As the innovation capital of the world, we are not just creating jobs and growing our economy, but tapping into the entrepreneurial and innovative spirit to make government work better for our residents.
Innovation is the past and the future of our city; it is who we are, as well as being a part of our economic engine that is creating jobs. Today, there are more than 1,500 tech companies employing 30,000 employees. Our economy’s success will depend, in part, on our constant engagement with these technology companies to make sure they succeed.
In January, we announced a partnership with the San Francisco Citizens Initiative for Technology & Innovation, or sf.citi. Sf.citi will help us leverage the collective power of the tech sector to make government better and get our residents employed. We have already partnered with Code for America to launch the world’s first Civic Startup Accelerator, which will support entrepreneurs who launch companies to make city government more responsive, efficient and connected.

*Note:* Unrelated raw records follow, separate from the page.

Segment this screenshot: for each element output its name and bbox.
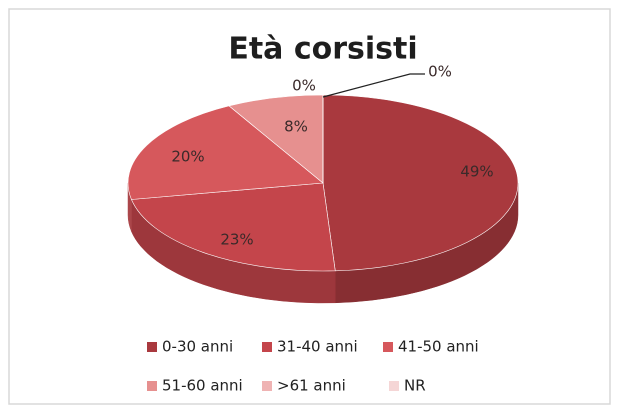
legend-swatch bbox=[147, 381, 157, 391]
slice bbox=[127, 105, 324, 200]
legend: 0-30 anni 31-40 anni 41-50 anni 51-60 anni >… bbox=[147, 338, 479, 395]
slice bbox=[131, 182, 336, 272]
legend-label: 0-30 anni bbox=[162, 338, 233, 356]
slice bbox=[228, 94, 324, 184]
legend-label: 51-60 anni bbox=[162, 377, 243, 395]
data-labels: 49% 23% 20% 8% 0% 0% bbox=[171, 63, 493, 249]
data-label: 8% bbox=[284, 118, 308, 136]
pie bbox=[127, 94, 519, 304]
legend-label: 41-50 anni bbox=[398, 338, 479, 356]
data-label: 49% bbox=[460, 163, 493, 181]
data-label: 20% bbox=[171, 148, 204, 166]
legend-label: >61 anni bbox=[277, 377, 346, 395]
data-label: 0% bbox=[428, 63, 452, 81]
legend-swatch bbox=[383, 342, 393, 352]
data-label: 0% bbox=[292, 77, 316, 95]
leader-line bbox=[322, 73, 425, 98]
legend-label: NR bbox=[404, 377, 426, 395]
chart-title: Età corsisti bbox=[228, 32, 417, 67]
legend-swatch bbox=[389, 381, 399, 391]
data-label: 23% bbox=[220, 231, 253, 249]
legend-swatch bbox=[147, 342, 157, 352]
legend-swatch bbox=[262, 342, 272, 352]
slice bbox=[322, 94, 519, 272]
legend-swatch bbox=[262, 381, 272, 391]
legend-label: 31-40 anni bbox=[277, 338, 358, 356]
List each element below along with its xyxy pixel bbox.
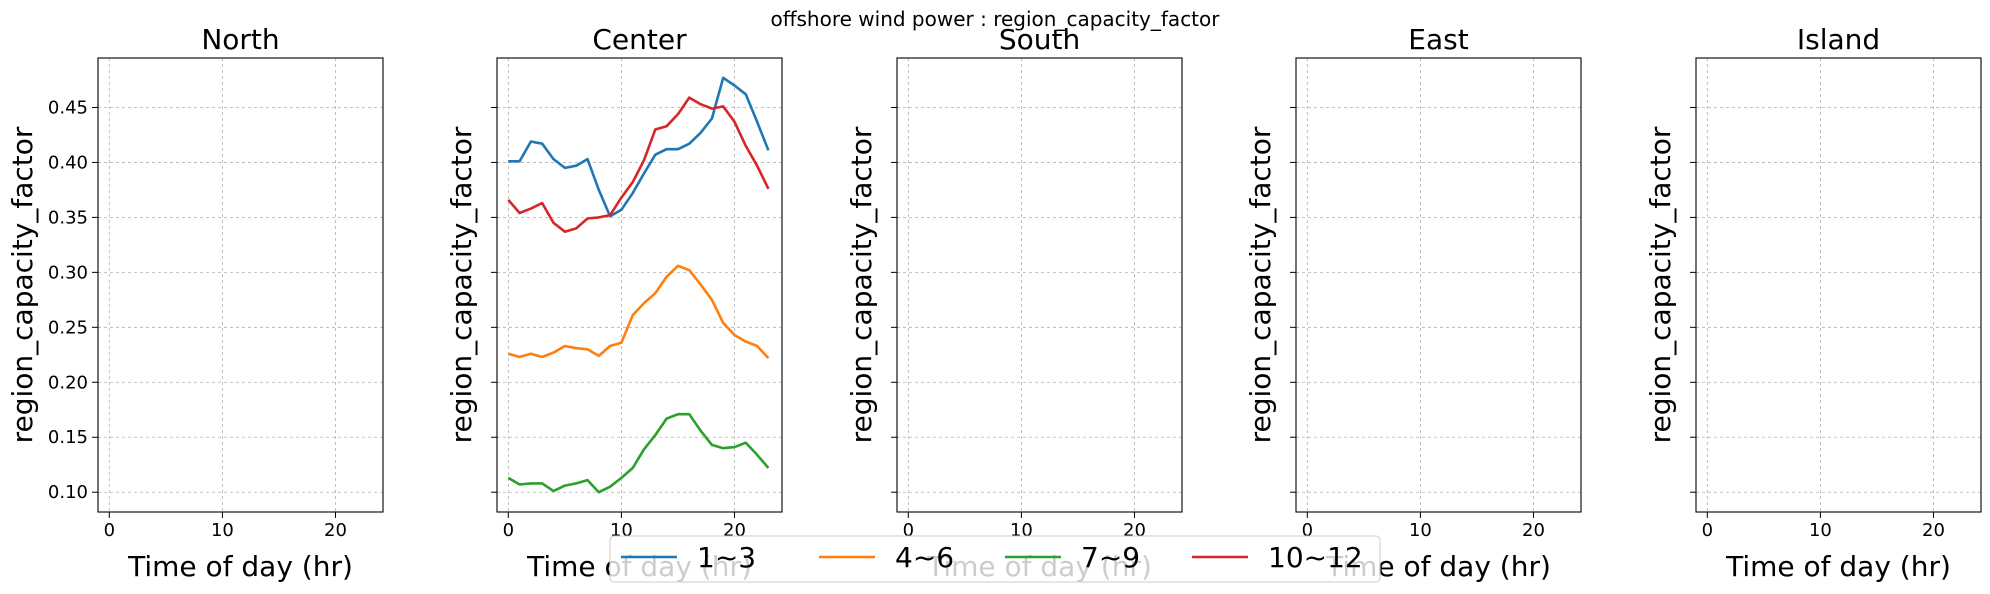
x-axis-label: Time of day (hr) [127,550,353,583]
panel-south: 01020SouthTime of day (hr)region_capacit… [845,23,1183,583]
x-tick-label: 10 [1809,520,1832,541]
x-tick-label: 10 [211,520,234,541]
x-axis-label: Time of day (hr) [1725,550,1951,583]
y-tick-label: 0.15 [48,427,88,448]
series-line-7~9 [507,412,770,494]
y-tick-label: 0.25 [48,317,88,338]
legend-box [609,535,1381,583]
x-tick-label: 10 [1409,520,1432,541]
panel-north: 0 10 20 0.10 0.15 0.20 0.25 0.30 0.35 0.40 0.45 Nor… [6,23,384,583]
x-tick-label: 20 [1922,520,1945,541]
plot-frame [896,57,1183,513]
y-axis-label: region_capacity_factor [445,126,478,443]
legend: 1~3 4~6 7~9 10~12 [609,535,1381,583]
panel-title: Island [1797,23,1880,56]
x-tick-label: 0 [503,520,514,541]
legend-label: 7~9 [1081,541,1140,574]
legend-item-10~12: 10~12 [1192,541,1363,574]
legend-label: 10~12 [1268,541,1363,574]
x-tick-label: 0 [1702,520,1713,541]
x-tick-label: 20 [1522,520,1545,541]
legend-label: 4~6 [895,541,954,574]
x-tick-label: 20 [324,520,347,541]
plot-frame [97,57,384,513]
series-line-1~3 [508,76,770,218]
legend-item-4~6: 4~6 [819,541,954,574]
panel-title: East [1408,23,1468,56]
y-tick-label: 0.35 [48,207,88,228]
x-tick-label: 0 [903,520,914,541]
y-tick-label: 0.20 [48,372,88,393]
panel-title: Center [592,23,687,56]
y-tick-label: 0.45 [48,97,88,118]
series-line-4~6 [507,264,770,359]
panel-title: South [999,23,1080,56]
plot-frame [496,57,783,513]
chart-title: offshore wind power : region_capacity_fa… [771,7,1221,31]
y-tick-label: 0.10 [48,482,88,503]
y-tick-label: 0.40 [48,152,88,173]
legend-label: 1~3 [697,541,756,574]
panels: 0 10 20 0.10 0.15 0.20 0.25 0.30 0.35 0.40 0.45 Nor… [6,23,1982,583]
y-axis-label: region_capacity_factor [1244,126,1277,443]
y-tick-label: 0.30 [48,262,88,283]
x-tick-label: 0 [1302,520,1313,541]
legend-item-1~3: 1~3 [621,541,756,574]
panel-island: 0 10 20 Island Time of day (hr) region_capaci… [1644,23,1982,583]
panel-title: North [201,23,279,56]
y-axis-label: region_capacity_factor [6,126,39,443]
y-axis-label: region_capacity_factor [845,126,878,443]
legend-item-7~9: 7~9 [1005,541,1140,574]
series-line-10~12 [507,96,770,233]
x-tick-label: 0 [104,520,115,541]
plot-frame [1695,57,1982,513]
plot-frame [1295,57,1582,513]
y-axis-label: region_capacity_factor [1644,126,1677,443]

For residents and businesses, that means we will be working on ways to make our transit better, permitting faster, and, in general, just delivering government services better. We will do this by innovating our way to solutions, and the tech sector can, and is willing to, help us do that.

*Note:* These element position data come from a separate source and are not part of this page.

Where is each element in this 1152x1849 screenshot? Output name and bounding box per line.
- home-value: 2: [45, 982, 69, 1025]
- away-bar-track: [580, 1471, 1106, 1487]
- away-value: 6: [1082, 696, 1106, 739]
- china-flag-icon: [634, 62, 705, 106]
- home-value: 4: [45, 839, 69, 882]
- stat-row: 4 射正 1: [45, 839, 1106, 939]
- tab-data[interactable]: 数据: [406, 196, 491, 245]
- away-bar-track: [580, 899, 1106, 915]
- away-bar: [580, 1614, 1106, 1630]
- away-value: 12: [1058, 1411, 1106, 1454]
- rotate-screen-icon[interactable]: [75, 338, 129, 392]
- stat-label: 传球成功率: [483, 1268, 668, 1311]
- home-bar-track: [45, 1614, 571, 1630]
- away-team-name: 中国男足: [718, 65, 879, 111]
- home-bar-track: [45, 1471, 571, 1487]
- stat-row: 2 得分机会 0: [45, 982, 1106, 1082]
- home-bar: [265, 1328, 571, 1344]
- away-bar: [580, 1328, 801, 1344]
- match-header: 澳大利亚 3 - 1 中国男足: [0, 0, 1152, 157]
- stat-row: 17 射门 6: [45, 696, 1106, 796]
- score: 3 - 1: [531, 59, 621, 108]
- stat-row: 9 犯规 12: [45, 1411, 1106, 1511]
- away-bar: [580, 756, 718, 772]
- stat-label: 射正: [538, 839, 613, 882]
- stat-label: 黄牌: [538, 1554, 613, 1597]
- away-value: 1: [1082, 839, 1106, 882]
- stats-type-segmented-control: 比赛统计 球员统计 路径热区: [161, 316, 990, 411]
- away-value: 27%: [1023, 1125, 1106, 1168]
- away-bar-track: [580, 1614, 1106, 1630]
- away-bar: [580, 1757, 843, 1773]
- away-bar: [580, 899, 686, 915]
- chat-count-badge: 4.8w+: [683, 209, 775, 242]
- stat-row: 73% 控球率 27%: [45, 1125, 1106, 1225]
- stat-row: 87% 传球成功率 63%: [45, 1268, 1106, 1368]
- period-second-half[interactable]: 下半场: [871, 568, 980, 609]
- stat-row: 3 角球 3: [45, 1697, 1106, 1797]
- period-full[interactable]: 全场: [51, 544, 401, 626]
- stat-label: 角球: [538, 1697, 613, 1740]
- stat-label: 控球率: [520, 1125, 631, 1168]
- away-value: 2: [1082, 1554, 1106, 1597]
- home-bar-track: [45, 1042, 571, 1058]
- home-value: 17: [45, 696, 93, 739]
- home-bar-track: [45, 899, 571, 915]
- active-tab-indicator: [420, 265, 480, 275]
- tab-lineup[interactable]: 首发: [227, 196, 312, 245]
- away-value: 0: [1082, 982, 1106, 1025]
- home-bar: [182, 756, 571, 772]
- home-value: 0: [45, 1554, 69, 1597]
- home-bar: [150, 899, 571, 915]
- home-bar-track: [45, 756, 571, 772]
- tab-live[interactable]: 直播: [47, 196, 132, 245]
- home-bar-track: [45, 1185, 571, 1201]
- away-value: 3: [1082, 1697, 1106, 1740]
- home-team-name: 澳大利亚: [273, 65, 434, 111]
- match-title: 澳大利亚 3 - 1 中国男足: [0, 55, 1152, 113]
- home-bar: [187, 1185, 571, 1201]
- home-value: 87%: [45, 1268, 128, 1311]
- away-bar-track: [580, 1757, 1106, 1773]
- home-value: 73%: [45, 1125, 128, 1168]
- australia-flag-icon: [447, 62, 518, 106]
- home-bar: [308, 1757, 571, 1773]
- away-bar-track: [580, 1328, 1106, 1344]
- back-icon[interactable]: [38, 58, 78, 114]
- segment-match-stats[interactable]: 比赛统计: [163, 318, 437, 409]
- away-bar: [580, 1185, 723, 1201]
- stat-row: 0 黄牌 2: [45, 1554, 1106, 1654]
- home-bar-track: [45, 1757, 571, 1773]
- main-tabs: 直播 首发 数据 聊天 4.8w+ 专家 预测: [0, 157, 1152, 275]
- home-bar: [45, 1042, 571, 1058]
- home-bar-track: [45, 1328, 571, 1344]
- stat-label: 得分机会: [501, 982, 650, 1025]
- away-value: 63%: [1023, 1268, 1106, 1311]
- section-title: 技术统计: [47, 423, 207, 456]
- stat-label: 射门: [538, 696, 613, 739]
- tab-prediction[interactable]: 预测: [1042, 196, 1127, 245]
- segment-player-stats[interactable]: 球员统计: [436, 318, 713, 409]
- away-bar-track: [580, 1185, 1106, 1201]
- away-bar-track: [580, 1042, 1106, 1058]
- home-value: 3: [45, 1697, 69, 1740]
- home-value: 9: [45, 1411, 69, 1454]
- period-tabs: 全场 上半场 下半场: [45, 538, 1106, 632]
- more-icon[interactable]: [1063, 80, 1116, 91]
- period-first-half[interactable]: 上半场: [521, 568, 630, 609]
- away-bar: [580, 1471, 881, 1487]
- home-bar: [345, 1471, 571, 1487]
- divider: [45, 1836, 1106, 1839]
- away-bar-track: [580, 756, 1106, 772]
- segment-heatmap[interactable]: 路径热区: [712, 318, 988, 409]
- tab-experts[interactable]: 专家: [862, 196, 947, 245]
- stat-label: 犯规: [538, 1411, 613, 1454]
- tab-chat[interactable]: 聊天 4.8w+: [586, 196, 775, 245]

All of us recognize the power of innovation and new technology in changing how we communicate, interact and share information with each other. And because of that, and the value the tech sector brings to our economy, I was one of the first mayors to stand in solidarity with our tech community last month to oppose federal anti-piracy legislation that would have hindered the free flow of information — a cornerstone of our 21st-century economy. SOPA and PIPA were a direct threat to our innovation economy, and we stood together to make sure legislators went back to the drawing board to protect intellectual property against piracy while protecting thousands of jobs and our economy.
You will be hearing a lot about innovation, and it will remain at the top of my priority list. I hired the country’s first chief innovation officer, Jay Nath, who will introduce new ideas and approaches to make city government more transparent, efficient and focused on our customers — San Francisco residents, businesses and visitors. The chief innovation officer will make sure technology is a driver of change in city government and a job creator. I look forward to keeping you updated on our progress!
Ed Lee is the mayor of San Francisco. The mayor's columns will appear in The San Francisco Examiner the second and fourth Thursday of each month.